Все вокруг завертелось, словно Лапочка создала вокруг себя невидимый поток радости. Белые хлопья от ее кружения тоже начали сталкиваться в танце, смеяться и прыгать. Лапочка вскидывала лапки, и ловила их, и смеялась задорно:

– Смотри, я в этой шубке прелестная! Ну смотри, чего не смотришь?!

Хомиш бросил на нее угрюмый взгляд и снова поежился.

– Лапочка, иной раз думается мне, ты совсем в другом мире обитаешь. В нашей деревне только и говорят, что пришедшее белоземье – стужное, как никогда. А ты, что белоземье – это красота. Все по жилищам только и шепчутся, что в Многомирье тревожно. А ты про шубку из скоропрыга.

Лапочка резко остановилась, и все вокруг вновь стало обыденным. Снежинки остановились в танце и по-прежнему лениво полетели сверху вниз.

– Испортил все, бука! Не уразумею, что такое? Где вдруг тот Хомиш-весельчак? С взрослым Хомишем тоска. Если вместе с вырастанием мы вырастаем из способности радоваться, то я не хочу дальше вырастать. Букой быть скучливо, – Лапочка высунула длинный узкий язык, поймала несколько кружащихся хлопьев, прислушалась к вкусу снежинок, спрятала язык и закончила: – И ты все скучнее. Оттого, что и в дожде, и в снеге все меньше радости? Можешь не отвечать, я тебя чудесно знаю.

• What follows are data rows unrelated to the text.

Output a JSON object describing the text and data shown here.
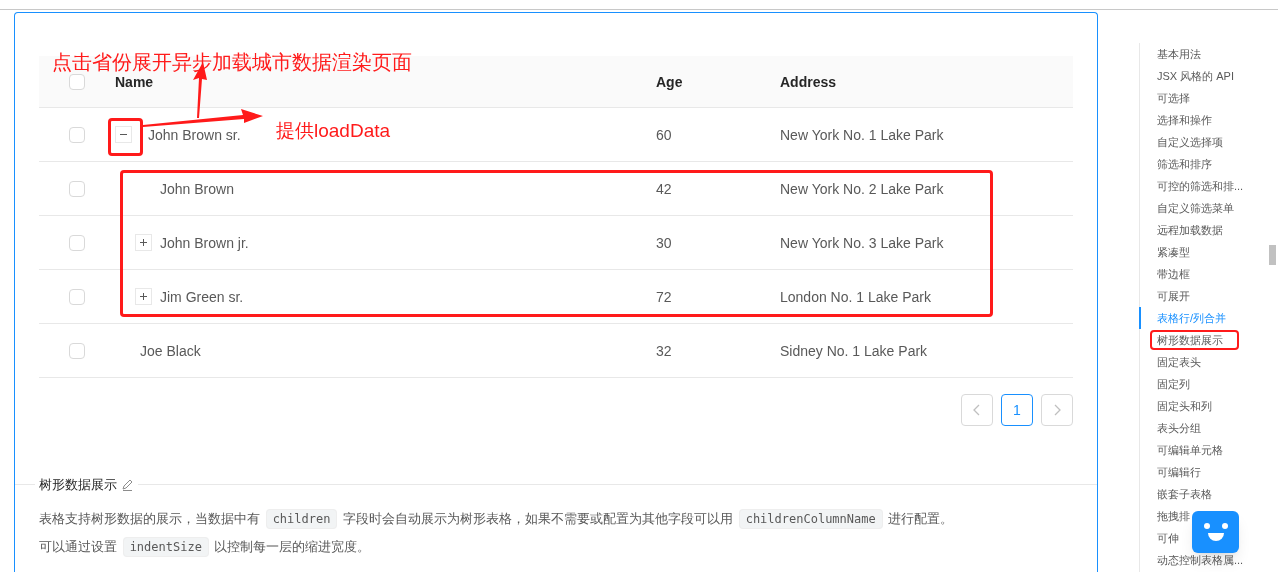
{
  "annotations": {
    "title_note": "点击省份展开异步加载城市数据渲染页面",
    "loaddata_note": "提供loadData"
  },
  "table": {
    "all_checked": false,
    "columns": [
      "Name",
      "Age",
      "Address"
    ],
    "rows": [
      {
        "name": "John Brown sr.",
        "age": "60",
        "address": "New York No. 1 Lake Park",
        "checked": false,
        "expanded": true,
        "children": [
          {
            "name": "John Brown",
            "age": "42",
            "address": "New York No. 2 Lake Park",
            "checked": false
          },
          {
            "name": "John Brown jr.",
            "age": "30",
            "address": "New York No. 3 Lake Park",
            "checked": false,
            "expanded": false
          },
          {
            "name": "Jim Green sr.",
            "age": "72",
            "address": "London No. 1 Lake Park",
            "checked": false,
            "expanded": false
          }
        ]
      },
      {
        "name": "Joe Black",
        "age": "32",
        "address": "Sidney No. 1 Lake Park",
        "checked": false
      }
    ]
  },
  "pagination": {
    "pages": [
      {
        "label": "1",
        "selected": true
      }
    ]
  },
  "section": {
    "title": "树形数据展示",
    "paragraphs": [
      [
        {
          "kind": "text",
          "text": "表格支持树形数据的展示，当数据中有 "
        },
        {
          "kind": "code",
          "text": "children"
        },
        {
          "kind": "text",
          "text": " 字段时会自动展示为树形表格，如果不需要或配置为其他字段可以用 "
        },
        {
          "kind": "code",
          "text": "childrenColumnName"
        },
        {
          "kind": "text",
          "text": " 进行配置。"
        }
      ],
      [
        {
          "kind": "text",
          "text": "可以通过设置 "
        },
        {
          "kind": "code",
          "text": "indentSize"
        },
        {
          "kind": "text",
          "text": " 以控制每一层的缩进宽度。"
        }
      ]
    ]
  },
  "nav": {
    "items": [
      {
        "label": "基本用法",
        "selected": false
      },
      {
        "label": "JSX 风格的 API",
        "selected": false
      },
      {
        "label": "可选择",
        "selected": false
      },
      {
        "label": "选择和操作",
        "selected": false
      },
      {
        "label": "自定义选择项",
        "selected": false
      },
      {
        "label": "筛选和排序",
        "selected": false
      },
      {
        "label": "可控的筛选和排...",
        "selected": false
      },
      {
        "label": "自定义筛选菜单",
        "selected": false
      },
      {
        "label": "远程加载数据",
        "selected": false
      },
      {
        "label": "紧凑型",
        "selected": false
      },
      {
        "label": "带边框",
        "selected": false
      },
      {
        "label": "可展开",
        "selected": false
      },
      {
        "label": "表格行/列合并",
        "selected": true
      },
      {
        "label": "树形数据展示",
        "selected": false
      },
      {
        "label": "固定表头",
        "selected": false
      },
      {
        "label": "固定列",
        "selected": false
      },
      {
        "label": "固定头和列",
        "selected": false
      },
      {
        "label": "表头分组",
        "selected": false
      },
      {
        "label": "可编辑单元格",
        "selected": false
      },
      {
        "label": "可编辑行",
        "selected": false
      },
      {
        "label": "嵌套子表格",
        "selected": false
      },
      {
        "label": "拖拽排",
        "selected": false
      },
      {
        "label": "可伸",
        "selected": false
      },
      {
        "label": "动态控制表格属...",
        "selected": false
      }
    ]
  }
}
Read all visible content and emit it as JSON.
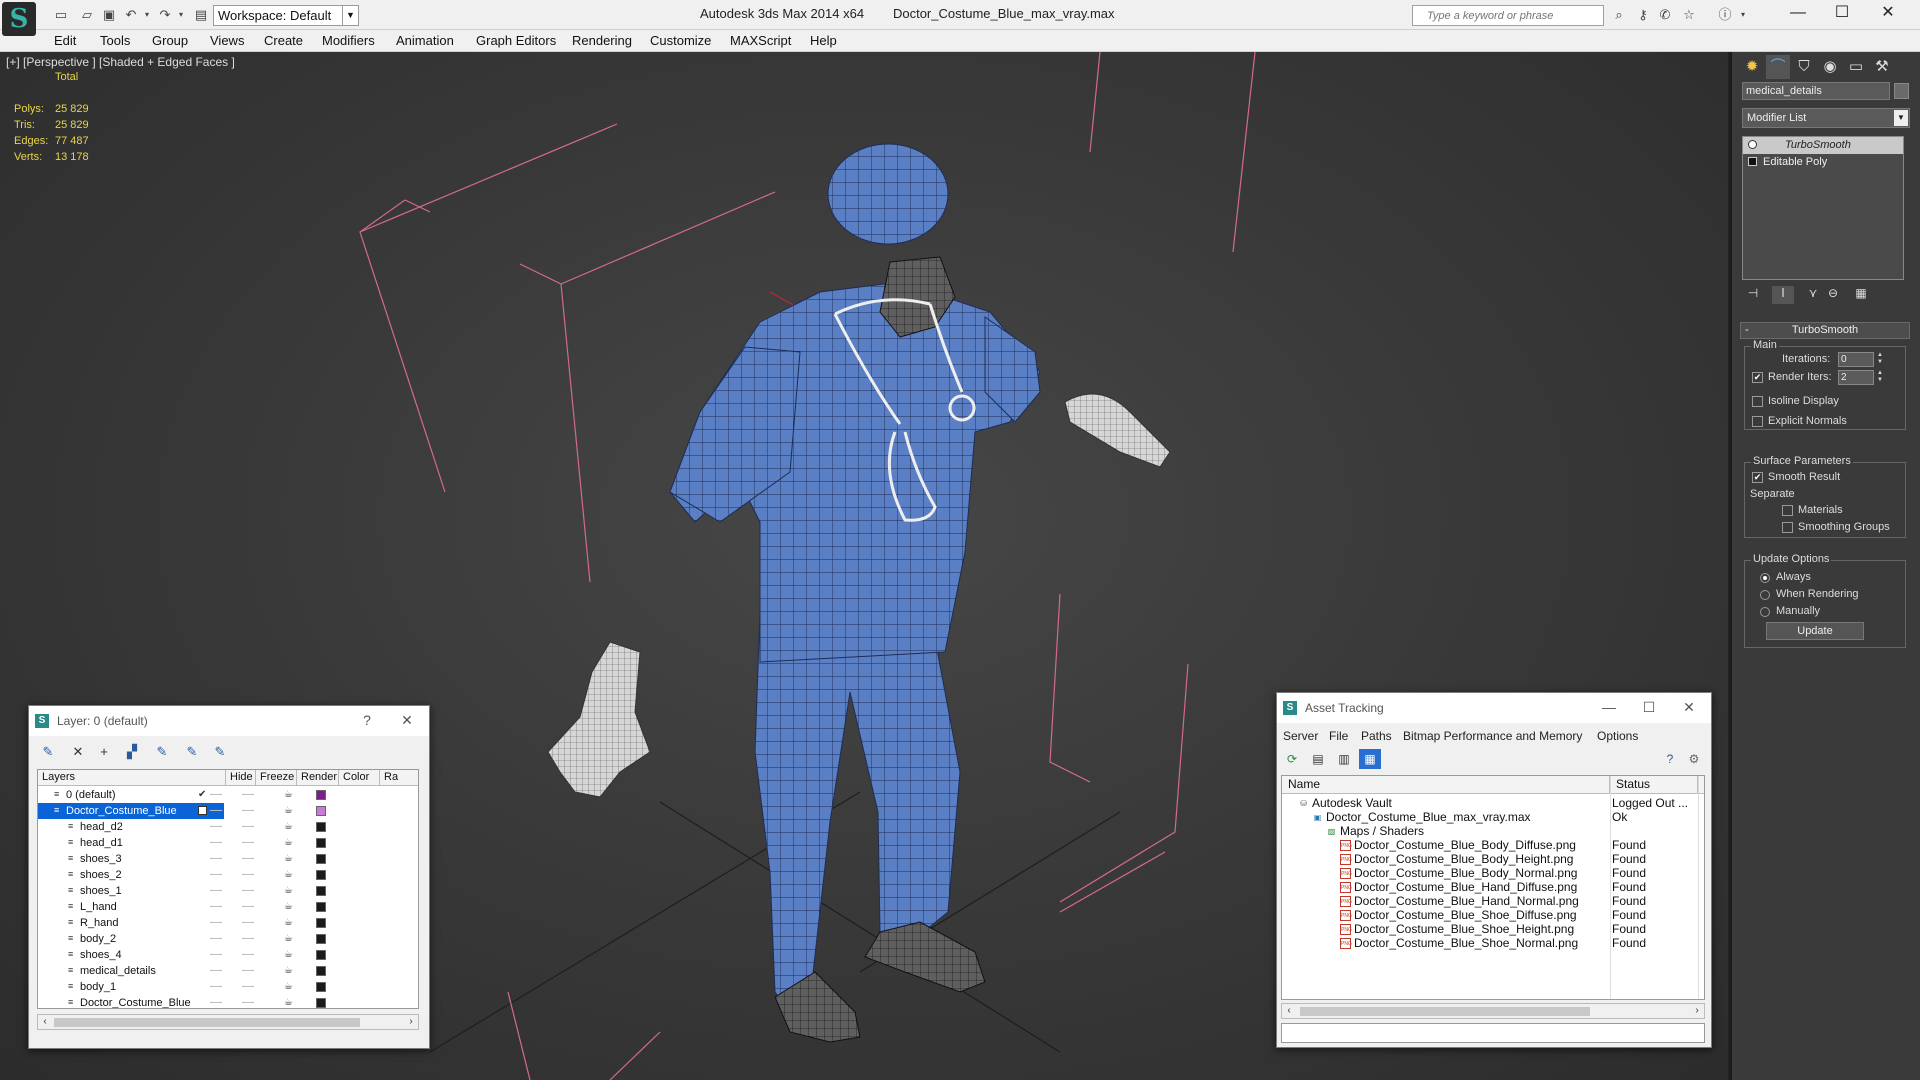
{
  "app": {
    "title": "Autodesk 3ds Max 2014 x64",
    "file": "Doctor_Costume_Blue_max_vray.max",
    "workspace": "Workspace: Default",
    "search_placeholder": "Type a keyword or phrase"
  },
  "menu": [
    "Edit",
    "Tools",
    "Group",
    "Views",
    "Create",
    "Modifiers",
    "Animation",
    "Graph Editors",
    "Rendering",
    "Customize",
    "MAXScript",
    "Help"
  ],
  "viewport": {
    "label": "[+] [Perspective ] [Shaded + Edged Faces ]",
    "stats": {
      "total_label": "Total",
      "rows": [
        {
          "label": "Polys:",
          "value": "25 829"
        },
        {
          "label": "Tris:",
          "value": "25 829"
        },
        {
          "label": "Edges:",
          "value": "77 487"
        },
        {
          "label": "Verts:",
          "value": "13 178"
        }
      ]
    }
  },
  "command_panel": {
    "object_name": "medical_details",
    "modifier_list": "Modifier List",
    "stack": [
      "TurboSmooth",
      "Editable Poly"
    ],
    "rollout_title": "TurboSmooth",
    "main": {
      "title": "Main",
      "iterations_label": "Iterations:",
      "iterations_value": "0",
      "render_iters_label": "Render Iters:",
      "render_iters_value": "2",
      "isoline_label": "Isoline Display",
      "explicit_normals_label": "Explicit Normals"
    },
    "surface": {
      "title": "Surface Parameters",
      "smooth_result_label": "Smooth Result",
      "separate_label": "Separate",
      "materials_label": "Materials",
      "smoothing_groups_label": "Smoothing Groups"
    },
    "update": {
      "title": "Update Options",
      "always_label": "Always",
      "when_rendering_label": "When Rendering",
      "manually_label": "Manually",
      "update_button": "Update"
    }
  },
  "layer_window": {
    "title": "Layer: 0 (default)",
    "help": "?",
    "columns": [
      "Layers",
      "Hide",
      "Freeze",
      "Render",
      "Color",
      "Ra"
    ],
    "layers": [
      {
        "name": "0 (default)",
        "level": 1,
        "color": "#7a1f8a",
        "selected": false,
        "checked": true
      },
      {
        "name": "Doctor_Costume_Blue",
        "level": 1,
        "color": "#c77ad8",
        "selected": true,
        "checked": false
      },
      {
        "name": "head_d2",
        "level": 2,
        "color": "#1a1a1a"
      },
      {
        "name": "head_d1",
        "level": 2,
        "color": "#1a1a1a"
      },
      {
        "name": "shoes_3",
        "level": 2,
        "color": "#1a1a1a"
      },
      {
        "name": "shoes_2",
        "level": 2,
        "color": "#1a1a1a"
      },
      {
        "name": "shoes_1",
        "level": 2,
        "color": "#1a1a1a"
      },
      {
        "name": "L_hand",
        "level": 2,
        "color": "#1a1a1a"
      },
      {
        "name": "R_hand",
        "level": 2,
        "color": "#1a1a1a"
      },
      {
        "name": "body_2",
        "level": 2,
        "color": "#1a1a1a"
      },
      {
        "name": "shoes_4",
        "level": 2,
        "color": "#1a1a1a"
      },
      {
        "name": "medical_details",
        "level": 2,
        "color": "#1a1a1a"
      },
      {
        "name": "body_1",
        "level": 2,
        "color": "#1a1a1a"
      },
      {
        "name": "Doctor_Costume_Blue",
        "level": 2,
        "color": "#1a1a1a"
      }
    ]
  },
  "asset_window": {
    "title": "Asset Tracking",
    "menu": [
      "Server",
      "File",
      "Paths",
      "Bitmap Performance and Memory",
      "Options"
    ],
    "columns": [
      "Name",
      "Status"
    ],
    "rows": [
      {
        "name": "Autodesk Vault",
        "status": "Logged Out ...",
        "level": 0,
        "icon": "vault-icon"
      },
      {
        "name": "Doctor_Costume_Blue_max_vray.max",
        "status": "Ok",
        "level": 1,
        "icon": "max-file-icon"
      },
      {
        "name": "Maps / Shaders",
        "status": "",
        "level": 2,
        "icon": "maps-icon"
      },
      {
        "name": "Doctor_Costume_Blue_Body_Diffuse.png",
        "status": "Found",
        "level": 3,
        "icon": "png-icon"
      },
      {
        "name": "Doctor_Costume_Blue_Body_Height.png",
        "status": "Found",
        "level": 3,
        "icon": "png-icon"
      },
      {
        "name": "Doctor_Costume_Blue_Body_Normal.png",
        "status": "Found",
        "level": 3,
        "icon": "png-icon"
      },
      {
        "name": "Doctor_Costume_Blue_Hand_Diffuse.png",
        "status": "Found",
        "level": 3,
        "icon": "png-icon"
      },
      {
        "name": "Doctor_Costume_Blue_Hand_Normal.png",
        "status": "Found",
        "level": 3,
        "icon": "png-icon"
      },
      {
        "name": "Doctor_Costume_Blue_Shoe_Diffuse.png",
        "status": "Found",
        "level": 3,
        "icon": "png-icon"
      },
      {
        "name": "Doctor_Costume_Blue_Shoe_Height.png",
        "status": "Found",
        "level": 3,
        "icon": "png-icon"
      },
      {
        "name": "Doctor_Costume_Blue_Shoe_Normal.png",
        "status": "Found",
        "level": 3,
        "icon": "png-icon"
      }
    ]
  },
  "colors": {
    "accent": "#0a64d8",
    "stats_text": "#e8d44a",
    "model_blue": "#5b7fc4",
    "bbox_pink": "#d46a8a"
  }
}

Хомиш поерзал на ступени и отвел глаза.

– Не я изменился. Все изменилось, – буркнул он.

– Мне ли не знать, какой ты раньше был, – понизила голос муфлишка, присела бок к боку к Хомишу. Стало теплее, но не спокойней. Лапочка мягко положила на его плечо головку в меховой шапочке: – Каково лихо мы вертелись в кафуфле на празднике Большой Радости и воцарения вечного мира! Как бегали втроем с Лифоном за скоропрыгами! Помнишь, как ты упал и схватил за хвостик одного из скоропрыгов, – Лапочка немного отстранилась и зашлась в смехе, – а хвостик остался у тебя в лапе, а скоропрыг – шмыг и в кусты плутошника? Твой дружок долго называл тебя «хвост скоропрыга». Ха-ха-ха! Ну же! Помнишь? Глянь, пумпон на моей шапочке, – она наклонила голову, чтобы Хомиш смог разглядеть, – враз из того хвостика и есть.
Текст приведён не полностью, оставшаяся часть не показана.